As I blogged a week ago or so here on the CAPs game blogs, I calculated these for the S&P going by Zacks Research Wizard output and filing in the blanks in the Zacks data with data from Yahoo Finance.
price/book: 1.8
price/sales: 0.9
price/earnings (forward): 12.6
price/earnings (current year): 14.5
GMX pointed out that estimates are not GAAP earnings, and there we go... discussion over, flame war between bears arguing that stocks are 10x overpriced and bulls arguing that its cheap seems to be the only likely outcome for a discussion based on p/e.
I spent many hours last night surfing the web and crunching numbers yet again. I found some very nice resources including:
http://www.barra.com/Research/fund_charts.asp this very nifty link allows you to make plots for various indices over various time periods for various valuations. Downside: it ends in 2005
http://www.comstockfunds.com/files/NLPP00000/030b.pdf This very nifty file shows the price/book of the S&P over the last 32 years. The average value is 2.4, they report more optimistically (i.e., cheaper) than I do that current elvels are about 1.6-1.7. Their graph shows 1.7, but the S&P is lower now than on the last date of the graph.
Comstock Funds are more or less permabears. Basically every article and post on their website is bearish, they advocate shorting today (i think, read for yourself, odn't take my word for it), they lost alot of money shorting the NASDAQ bubble (they may well have ultimately made a ton of money ont hat too, but they were really early in shorting it at any rate), and they would make all but the most extreme bears happy with their commentary. But they have a cheaper value for the S&P than I do. So lets just take their word for it.
From their chart, the S&P is at a lower price/book than at any time since Black Monday in 1987. Thats a 22 year low, its well lower than the historical average of 2.4 (the 50 year historical average, BTW, is closer to 2.6).
At the march lows the price/book was cheaper than at any point since 1982, the onset of a nearly 20 year bull market.
EXTREMELY INTERESTINGLY, in the 2002 bear market stocks never dipped to the average (almost, but not quite), and never went below it. This time, even after the recent "rally", we are well below the average.
From the barra funds link, current price/slaes of the S&P (0.9) is as low as any time since the recessoin/bear market in 1991. An 18 year low. At the march lows it was at a 25 year low. Lower than black monday.
From the barra funds link, current price/book of the S&P (1.7) is at about a 25 year low, lwoever than any time since BEFORE black monday.
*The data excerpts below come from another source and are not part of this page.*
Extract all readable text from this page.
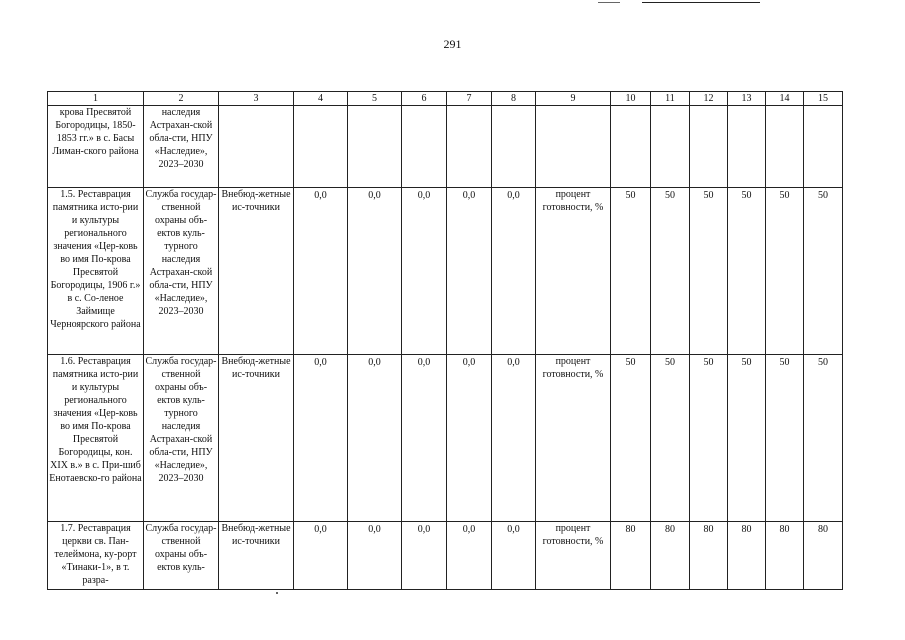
291
1	2	3	4	5	6	7	8	9	10	11	12	13	14	15
крова Пресвятой Богородицы, 1850-1853 гг.» в с. Басы Лиман-ского района	наследия Астрахан-ской обла-сти, НПУ «Наследие», 2023–2030													
1.5. Реставрация памятника исто-рии и культуры регионального значения «Цер-ковь во имя По-крова Пресвятой Богородицы, 1906 г.» в с. Со-леное Займище Черноярского района	Служба государ-ственной охраны объ-ектов куль-турного наследия Астрахан-ской обла-сти, НПУ «Наследие», 2023–2030	Внебюд-жетные ис-точники	0,0	0,0	0,0	0,0	0,0	процент готовности, %	50	50	50	50	50	50
1.6. Реставрация памятника исто-рии и культуры регионального значения «Цер-ковь во имя По-крова Пресвятой Богородицы, кон. XIX в.» в с. При-шиб Енотаевско-го района	Служба государ-ственной охраны объ-ектов куль-турного наследия Астрахан-ской обла-сти, НПУ «Наследие», 2023–2030	Внебюд-жетные ис-точники	0,0	0,0	0,0	0,0	0,0	процент готовности, %	50	50	50	50	50	50
1.7. Реставрация церкви св. Пан-телеймона, ку-рорт «Тинаки-1», в т. разра-	Служба государ-ственной охраны объ-ектов куль-	Внебюд-жетные ис-точники	0,0	0,0	0,0	0,0	0,0	процент готовности, %	80	80	80	80	80	80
At the march lows this was comparable to the 1981 lows, and lower than any other time ont he graph.
IF we take the forward p/e of 12.5, as offered by Zacks rank, thats also at a 20+ year low. I don't care to debate p/e in this initial post, feel free to debate it below.
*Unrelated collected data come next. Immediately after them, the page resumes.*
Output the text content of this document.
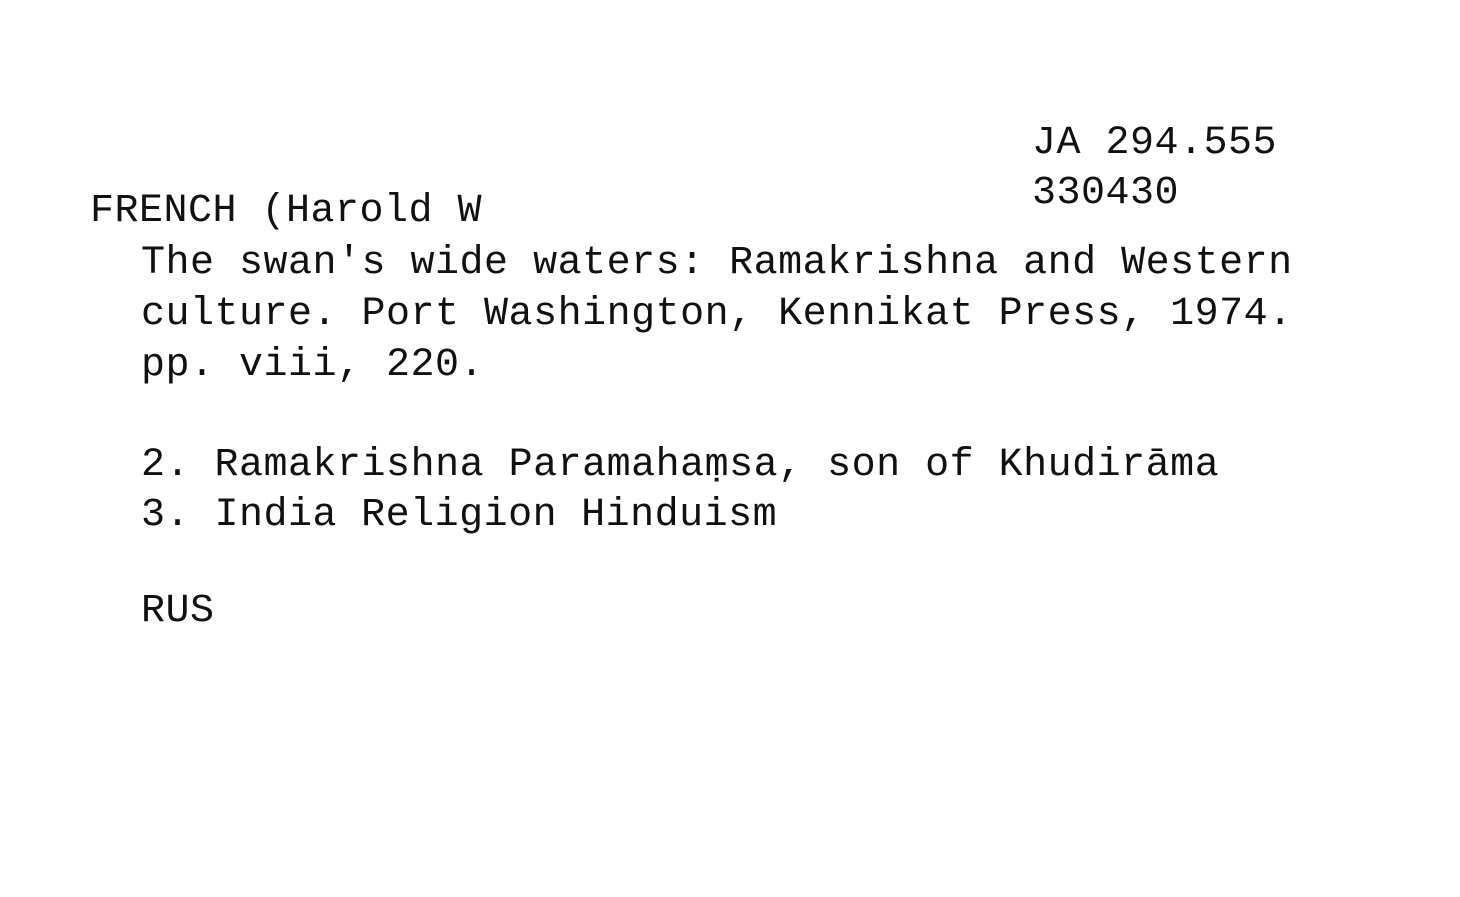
JA 294.555
330430
FRENCH (Harold W
The swan's wide waters: Ramakrishna and Western
culture. Port Washington, Kennikat Press, 1974.
pp. viii, 220.
2. Ramakrishna Paramahaṃsa, son of Khudirāma
3. India Religion Hinduism
RUS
Moving beyond price/book, price/sales, and the rather controversial price/earnings, lets look at the value of the S&P divided by the GDP in billions. I calculated these numbers myself from year-end closing values of the S&P and GDP figures taken from a gov't site.
It works out like this: average of (S&P year end closing value / GDP for that year) is 8.5%, going back to 1950. At year end 2008 we were at about 6.3%, the lowest in 18 years. Currently, assuming a 2% decline, we'd be at 6.5% or something. At the march lows we were at 4.6%, the lowest we'd seen in 25 years.
So stocks are without any real room, in my view, for debate, cheap right now. Impressively cheap. To shed some perspective on the cheapness, lets take a look at valuations at the 2002 bottom.
Price/book simply reached the historical average (we are well below that now, FAR FAR FAR below that at the march lows). Price/sales simply reached the historical average (we are well below that now, far below at the march lows). Etc.
In 2002 stocks were of average price. In 2009 they are cheap.
To add more to this (and I wish to cripes I could post a picture, like those super-slick posts the TA guys make, which are pretty, very pretty), in 2002 we dipped merely to the long-term S&P trendline. In 2009 we are well below it even today, vastly below it at the march lows.
Stocks were cheaper at the march lows than they were at any point sicne the very early 80's at the bottom of the last big bear market before the 20 year run by price/book, in 25 years by price/sales, and so forth.
Stocks are still well below historical averages today by price/GDP, price/book, price/sales, and possiblyu price/earnings (although price/earnings is, as I mentioned, subject to some controversy right now. I don't think many bears have even a basic grasp of how mark to market accounting works).
In 2002, the first acute bear market in what will probably be a 15 year secular bear market by the time its done, we dropped merely to the historical averages. In 2009 we have gone vastly below them. I wouldn't be surprised to see the markets languish below them for several years... until a couple years into the next secular bull market. But ... I'd also be surpised if we see anything even resembling a retest of the march lows, and I wouldn't be surprised if dips in the next few months are the cheapest stocks are in the next decade.
I am not a prophet, unlike the average bear or person looking for tremendous recognition on the internet, I do not presume to know the future or to be better than you at making investment decesions.
But I did get the only "A" grade in a calc based stats class in 15 years at my college, and I am able to say that stocks are cheaper today by price/book, price/sales, or price/GDP than they've been in 20 or more years.
I can not over-stress how important I think it is toscrutinize your long positions and makesure you are comfortable not with the ommentum, butwith the underlyingcompanies and stocks, and comfortable that they still have room to move up.
I cannot, nor hardly, predict if stocks will be up or down in the next day, week, month or even year. But I do submit that it would take an unreasonable mind, looking at only the facts that they want to see, to argue that they are overpriced. I cannot see any reason to assume that the market will act rationally, but it might. :)
But stocks are cheap today, and I think it'd be tough for a reasonable mind to argue that.